A causa del confinamiento los suicidios han aumentado un 57 por ciento en Malawi

Un grito de dolor le despierta en medio de la noche. En este tranquilo suburbio de Lilongwe, la capital de Malawi, Paul Kaonga se viste de prisa y corre a la casa vecina para ofrecer su ayuda. La familia, estremecida por las lágrimas, cuenta que Kondwani Botha, de 31 años y padre de una niña de 2 años, se ha suicidado con veneno para ratas. Luchaba por salvar su empresa de construcción después de endeudarse durante el coonfinamiento. “Tenía problemas financieros y hacía lo mejor que podía. Todos en el funeral estuvieron de acuerdo en que debería haber aguantado, porque la crisis nos afecta a todos”, dijo el pastor Kaonga a su regreso del funeral.

Es el tercer suicidio en su vecindario en dos semanas. Unos días más tarde, otro vecino, lleno de deudas, se suicidó. Para Paul Kaonga, la crisis económica, agravada por el confinamiento, es la verdadera parca. “La gente está utilizando a los usureros para arreglárselas y pagar a sus empleados”, dice. “Deben más dinero del que pueden devolver”, añade.

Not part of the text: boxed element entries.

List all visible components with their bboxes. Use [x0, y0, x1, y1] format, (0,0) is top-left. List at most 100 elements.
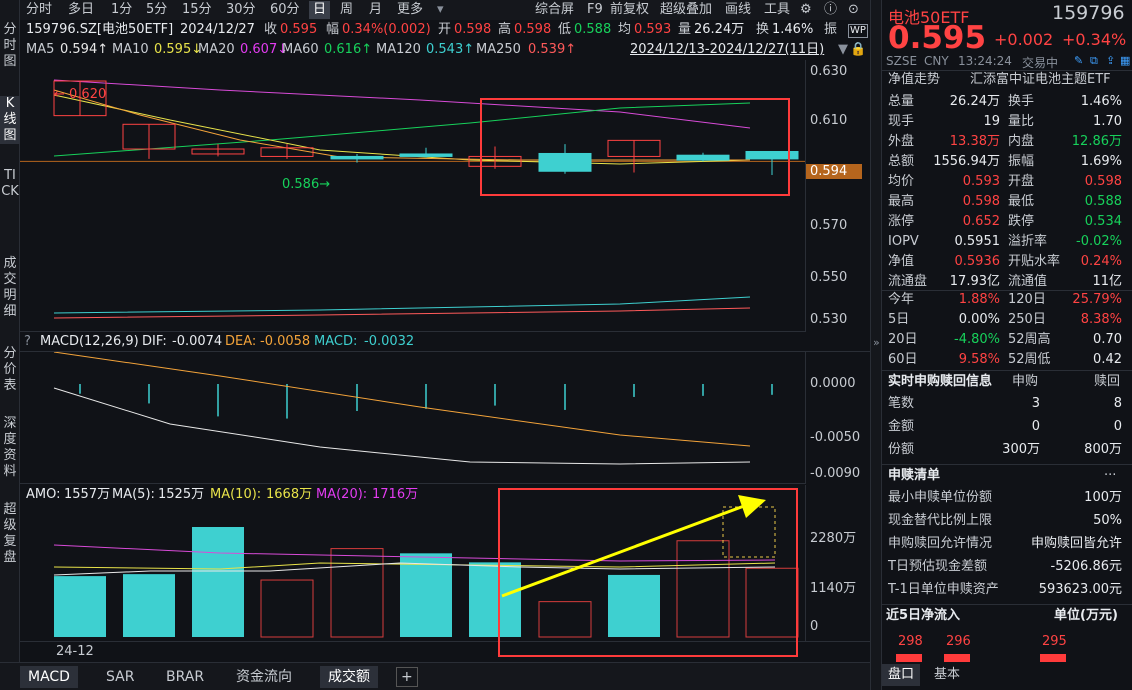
stat-label: 内盘	[1008, 134, 1035, 149]
volume-label: 量	[678, 22, 692, 37]
period-30min[interactable]: 30分	[226, 1, 256, 19]
nav-trend-label[interactable]: 净值走势	[888, 70, 940, 90]
kline-chart[interactable]: ← 0.620 0.586→	[20, 60, 805, 332]
tab-sar[interactable]: SAR	[98, 666, 142, 688]
tab-macd[interactable]: MACD	[20, 666, 78, 688]
stat-row: 总额 1556.94万 振幅 1.69%	[882, 152, 1132, 172]
candle-body	[538, 152, 592, 172]
high-label: 高	[498, 22, 512, 37]
amo-ma20-label: MA(20):	[316, 487, 368, 502]
tab-turnover[interactable]: 成交额	[320, 666, 378, 688]
period-60min[interactable]: 60分	[270, 1, 300, 19]
turnover-label: 换	[756, 22, 770, 37]
perf-label: 今年	[888, 292, 915, 307]
axis-tick: -0.0090	[810, 466, 861, 481]
period-fenshi[interactable]: 分时	[26, 1, 52, 19]
vtab-trade-detail[interactable]: 成交明细	[0, 256, 20, 320]
super-overlay-button[interactable]: 超级叠加	[660, 1, 712, 19]
vtab-kline[interactable]: K线图	[0, 96, 20, 144]
high-value: 0.598	[514, 22, 552, 37]
share-icon[interactable]: ⇪	[1106, 54, 1115, 67]
panel-divider[interactable]: »	[870, 0, 882, 690]
change-label: 幅	[326, 22, 340, 37]
perf-label: 20日	[888, 332, 918, 347]
amo-bar	[676, 540, 730, 638]
ma250-line	[53, 307, 751, 319]
axis-tick: 0.0000	[810, 376, 856, 391]
amo-chart[interactable]	[20, 505, 805, 640]
macd-help-icon[interactable]: ?	[24, 333, 31, 351]
candle-body	[676, 154, 730, 161]
tab-order-book[interactable]: 盘口	[882, 664, 921, 686]
expand-icon[interactable]: ▦	[1120, 54, 1130, 67]
settings-icon[interactable]: ⊙	[848, 1, 859, 19]
indicator-tabs: MACD SAR BRAR 资金流向 成交额 +	[0, 662, 870, 690]
vtab-tick[interactable]: TICK	[0, 168, 20, 200]
tab-basics[interactable]: 基本	[928, 664, 966, 686]
amo-ma5-value: 1525万	[158, 487, 205, 502]
period-15min[interactable]: 15分	[182, 1, 212, 19]
dif-line	[53, 387, 751, 465]
period-more[interactable]: 更多	[397, 1, 423, 19]
high-marker-label: ← 0.620	[54, 87, 106, 102]
period-5min[interactable]: 5分	[146, 1, 167, 19]
amo-header: AMO: 1557万 MA(5): 1525万 MA(10): 1668万 MA…	[20, 485, 805, 505]
edit-icon[interactable]: ✎	[1074, 54, 1083, 67]
help-icon[interactable]: ⓘ	[824, 1, 837, 19]
tab-capital-flow[interactable]: 资金流向	[228, 666, 300, 688]
amo-bar	[54, 576, 106, 637]
vtab-price-table[interactable]: 分价表	[0, 346, 20, 394]
amo-ma10-value: 1668万	[266, 487, 313, 502]
volume-value: 26.24万	[694, 22, 745, 37]
amo-bar	[123, 574, 175, 637]
sub-row: 笔数 3 8	[882, 394, 1132, 414]
list-more-icon[interactable]: ···	[1104, 466, 1116, 486]
ma120-label: MA120	[376, 42, 421, 57]
f9-button[interactable]: F9	[587, 1, 603, 19]
amplitude-label: 振	[824, 22, 838, 37]
tools-button[interactable]: 工具	[764, 1, 790, 19]
period-1min[interactable]: 1分	[111, 1, 132, 19]
tab-brar[interactable]: BRAR	[158, 666, 212, 688]
collapse-icon[interactable]: »	[873, 336, 880, 349]
draw-line-button[interactable]: 画线	[725, 1, 751, 19]
vtab-minute-chart[interactable]: 分时图	[0, 22, 20, 70]
lock-icon[interactable]: 🔒	[850, 41, 866, 59]
period-multiday[interactable]: 多日	[68, 1, 94, 19]
period-month[interactable]: 月	[369, 1, 382, 19]
forward-adjust-button[interactable]: 前复权	[610, 1, 649, 19]
copy-icon[interactable]: ⧉	[1090, 54, 1098, 68]
vtab-super-replay[interactable]: 超级复盘	[0, 502, 20, 566]
flow-value: 296	[946, 634, 971, 649]
sub-label: 笔数	[888, 396, 915, 411]
avg-label: 均	[618, 22, 632, 37]
macd-chart[interactable]	[20, 351, 805, 484]
perf-value: 0.42	[1093, 352, 1122, 367]
add-tab-button[interactable]: +	[396, 667, 418, 687]
list-row: 现金替代比例上限 50%	[882, 511, 1132, 531]
gear-icon[interactable]: ⚙	[800, 1, 812, 19]
ma60-line	[53, 102, 751, 157]
period-week[interactable]: 周	[340, 1, 353, 19]
security-code: 159796.SZ[电池50ETF]	[26, 22, 174, 37]
stat-value: 0.652	[962, 214, 1000, 229]
amo-ma5-label: MA(5):	[112, 487, 155, 502]
dif-value: -0.0074	[172, 334, 223, 349]
stat-value: 17.93亿	[949, 274, 1000, 289]
composite-screen-button[interactable]: 综合屏	[535, 1, 574, 19]
price-change-pct: +0.34%	[1062, 30, 1127, 49]
sub-value: 300万	[1002, 442, 1040, 457]
sub-value: 800万	[1084, 442, 1122, 457]
stat-value: 26.24万	[949, 94, 1000, 109]
stat-row: 外盘 13.38万 内盘 12.86万	[882, 132, 1132, 152]
date-range[interactable]: 2024/12/13-2024/12/27(11日)	[630, 41, 824, 59]
vtab-depth-info[interactable]: 深度资料	[0, 416, 20, 480]
amo-title: AMO:	[26, 487, 61, 502]
stat-value: 13.38万	[949, 134, 1000, 149]
period-day[interactable]: 日	[309, 1, 331, 19]
range-dropdown-icon[interactable]: ▼	[838, 41, 848, 59]
wp-icon[interactable]: WP	[848, 24, 868, 38]
flow-title: 近5日净流入	[886, 608, 961, 623]
more-chevron-icon[interactable]: ▾	[437, 1, 444, 19]
list-header-row: 申赎清单 ···	[882, 466, 1132, 486]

Malawi ha registrado oficialmente 185 muertes atribuidas al coronavirus. Ya era uno de los países más pobres del mundo cuando el confinamiento golpeó al país, debilitando aún más su economía. La mitad de sus 19 millones de habitantes viven por debajo del umbral de pobreza y 1,1 millones de malawianos cayeron por debajo del umbral de pobreza sólo este año. La mayoría de sus habitantes sin litoral del África meridional viven del comercio informal y de trabajos ocasionales que requieren viajar. El confinamiento ha obstaculizado la forma habitual de hacer negocios, dice el economista Betchani Tchereni, estimando que cerca de 3 millones de malawianos han perdido parte de sus ingresos este año.

Esto ha dado lugar a un creciente número de suicidios, según la policía. Entre enero y agosto, aumentaron un 57 por ciento en comparación con el año pasado. La gran mayoría eran hombres. Disputas familiares, enfermedades crónicas, depresión y grandes deudas son los principales factores, dijo el portavoz de la policía Peter Kalaya.

Los médicos y los cuidadores también están alarmados por esta oleada de depresión. La psicóloga Beatrice Chiphwanya, que tiene un consultorio privado en Blantyre, la capital económica, está alarmada por el número de pacientes a los que ha ayudado a ahuyentar los pensamientos oscuros este año, claramente relacionados con las consecuencias de la pandemia. “La ansiedad y la incertidumbre en varios frentes… He tenido más gente con pensamientos suicidas. Lamentablemente en Malawi, pocos tienen acceso a asesoramiento psicosocial. No es asequible, y demasiada gente está actuando”, dice.

Los centros públicos de salud mental carecen de personal y fondos suficientes para atender debidamente a quienes lo necesitan, tendencia que se ha visto exacerbada por la epidemia. El personal psiquiátrico de los hospitales públicos suele estar “en préstamo” en departamentos superpoblados, especialmente los de maternidad y pediatría, dice Immaculate Chamangwana, una responsable del Ministerio de Salud.

La ola de histeria ha aumentado el sufrimiento de las personas psicológicamente frágiles que son discriminadas o estigmatizadas, dice Gerald Namwaza, investigador de la ONG MentalCare: “En Malawi, y probablemente más ampliamente en África, a menudo se ríen de ellas y las marginan. Son vulnerables. Así que cuando se les pide que se aíslen debido a la epidemia, el riesgo de suicidio aumenta: es el doble castigo”.